Friday, June 7, 2013

We Arrived!


Facing the rear in our taxi-van to ride from the Istanbul airport was my third mistake on the trip. Like a racing car video game we zipped from the rush hour of start-and-stop traffic to spurts of 90 km. (The three lane roundabout has traffic lights!) Once on the side streets we wound through narrow streets made of cobble stone to stop in front of Galata Flats, our bed and breakfast. Not having slept much in 24 hours we skipped a meal and concentrated on the bed part.

Although modern air travel that keeps two hundred thousand people in the air at a given moment. It’s also rough on one’s end. Someone once said getting out of a twenty-ton sardine can flinging through the air over 500 mph for hours on end (I mean literally on my end) gives a person a new appreciation for the joy of standing and walking. 

A Hasidic Jewish guy built like me also ate a few too many bagels. Yet he turned out to be the smart one. Although many of us on the end isle were after a cat nap, we were treated to wake up slaps every few minutes when his prayer shawl came around. (I enjoyed the clean fresh scent. It was a change from my shower starved body.) At one point in the flight he stood facing a wall in that extra space where the doors are located. He was there for a good 20 minutes with a white hoody. I suppose when on a plane you have to use whatever wailing wall you can find even if it's the bathroom wall. (Luther said, The bathroom is probably used to modest wails anyway.") 

I appreciate the pious disciplines of religion but it's the ironies that make it all worth it. That Jewish man covered in his white shawl sat behind one of the priests on board. The priests wore the traditional Roman Catholic black robes. How do things like that happen? We came from the same religion! Anyhow the priest droned on in the darkened plane about St. Augustine, Rome and the books he read. That poor pretty young woman in dreads kept her patient kindness up for hours. I sure hope I don’t sound like a priest nerd. (Luther said,"Too late.")

After that cramped space God blessed us with lots of standing and walking in rows of serpentine lines waiting in passport security. A soldier from Colorado asked me how to get into the country. With no passport but a memorized military number they told him it would be enough. I wished we had a number like that because we found out that we needed a twenty dollar sticky stamp on our passport before we could get into Turkey. That was found in the Visa line across the hall. So after another serpentine line we got a stamp for each of our little passport books and found the familiar line again that by this time grew down the airport hall. These lines would make Disney proud since right after the passport “ride/walk” we were greeted with many duty free shops.

Think of four story row houses smashed together but these serve as store fronts each small store having as much window space as possible. Two to three floors high were store after store selling one item, chandeliers. It’s basically the Nebraska Furniture Mart for lighting only. Sparkling crystal spans the entire window top to bottom. The combo of speed by too fast and car sickness didn’t allow for a picture.
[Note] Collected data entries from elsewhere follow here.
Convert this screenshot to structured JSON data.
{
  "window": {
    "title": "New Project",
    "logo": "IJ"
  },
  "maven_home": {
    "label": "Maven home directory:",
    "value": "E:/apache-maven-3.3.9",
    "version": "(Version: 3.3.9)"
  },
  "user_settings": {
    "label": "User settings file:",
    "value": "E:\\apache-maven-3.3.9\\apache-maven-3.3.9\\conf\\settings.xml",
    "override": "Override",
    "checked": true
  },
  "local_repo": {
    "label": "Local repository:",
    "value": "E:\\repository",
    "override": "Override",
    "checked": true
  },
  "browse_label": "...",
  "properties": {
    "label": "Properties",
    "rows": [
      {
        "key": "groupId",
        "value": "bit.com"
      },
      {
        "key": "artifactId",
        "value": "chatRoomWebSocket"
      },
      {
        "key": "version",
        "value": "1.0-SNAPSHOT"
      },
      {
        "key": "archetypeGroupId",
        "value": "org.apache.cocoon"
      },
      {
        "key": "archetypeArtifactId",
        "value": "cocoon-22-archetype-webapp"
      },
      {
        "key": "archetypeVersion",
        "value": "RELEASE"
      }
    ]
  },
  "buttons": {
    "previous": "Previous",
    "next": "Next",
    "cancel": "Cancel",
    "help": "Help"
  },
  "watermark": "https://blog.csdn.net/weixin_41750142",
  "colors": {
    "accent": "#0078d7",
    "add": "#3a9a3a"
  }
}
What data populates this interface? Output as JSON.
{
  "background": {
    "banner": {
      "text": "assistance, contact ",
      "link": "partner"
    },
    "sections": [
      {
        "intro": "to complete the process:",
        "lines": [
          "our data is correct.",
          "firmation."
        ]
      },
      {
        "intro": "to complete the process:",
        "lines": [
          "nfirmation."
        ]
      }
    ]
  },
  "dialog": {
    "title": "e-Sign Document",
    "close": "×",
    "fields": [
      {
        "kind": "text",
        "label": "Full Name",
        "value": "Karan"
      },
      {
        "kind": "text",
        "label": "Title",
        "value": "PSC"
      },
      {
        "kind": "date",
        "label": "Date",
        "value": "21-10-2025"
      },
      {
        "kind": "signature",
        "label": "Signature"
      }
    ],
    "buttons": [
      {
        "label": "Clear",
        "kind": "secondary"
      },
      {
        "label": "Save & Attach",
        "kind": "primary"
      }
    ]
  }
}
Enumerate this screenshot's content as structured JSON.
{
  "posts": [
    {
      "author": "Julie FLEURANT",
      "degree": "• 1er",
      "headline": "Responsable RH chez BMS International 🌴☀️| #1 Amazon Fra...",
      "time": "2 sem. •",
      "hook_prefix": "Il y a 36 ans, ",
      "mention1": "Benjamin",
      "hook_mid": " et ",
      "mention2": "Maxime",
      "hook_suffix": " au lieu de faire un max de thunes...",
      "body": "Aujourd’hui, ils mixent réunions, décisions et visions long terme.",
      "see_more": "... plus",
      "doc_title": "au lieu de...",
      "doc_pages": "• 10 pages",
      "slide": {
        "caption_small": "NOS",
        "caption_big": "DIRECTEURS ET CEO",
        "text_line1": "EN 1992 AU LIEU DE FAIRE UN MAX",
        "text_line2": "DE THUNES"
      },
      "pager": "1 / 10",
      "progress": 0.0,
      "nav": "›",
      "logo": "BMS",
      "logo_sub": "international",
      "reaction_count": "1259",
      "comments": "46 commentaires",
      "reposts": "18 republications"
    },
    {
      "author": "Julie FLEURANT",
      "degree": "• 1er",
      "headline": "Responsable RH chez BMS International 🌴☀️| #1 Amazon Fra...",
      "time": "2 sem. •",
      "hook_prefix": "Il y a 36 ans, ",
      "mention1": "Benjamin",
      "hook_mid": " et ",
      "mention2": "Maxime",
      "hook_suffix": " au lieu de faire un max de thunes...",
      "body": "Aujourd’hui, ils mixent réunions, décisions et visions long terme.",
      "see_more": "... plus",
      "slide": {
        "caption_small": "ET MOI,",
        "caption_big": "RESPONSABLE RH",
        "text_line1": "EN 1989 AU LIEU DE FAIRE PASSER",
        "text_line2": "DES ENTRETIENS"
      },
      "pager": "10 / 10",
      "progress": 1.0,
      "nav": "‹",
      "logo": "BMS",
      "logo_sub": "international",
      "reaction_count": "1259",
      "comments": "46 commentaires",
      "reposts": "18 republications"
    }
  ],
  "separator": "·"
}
Sporadic ancient walls, palaces and an aqueduct s scattered in disarray. Crumbling structures were held together by centuries of repairs. (Luther thinks it was done by someone named Fast Eddy using Liquid Nails and scraps of odd stones and bricks. And he thought the fixes were like mine. They fall apart again in a few days.) Yet these stone structures held firm while modern roads and high rises spring around. Strange combos paint a montage of delight and beauty.

After eight hours of rest we got up at 10 PM Lincoln time, and six AM here we walked down a narrow street for our breakfast. (Mine: Grape leaves, olives, two sausages, grape tomatoes, cucumber, honey, kind of a cherry jelly, three cheeses and 3 kinds of bread with butter—for Lisa but forgot to take a picture.)
That's all for now. They'll get shorter as the days go.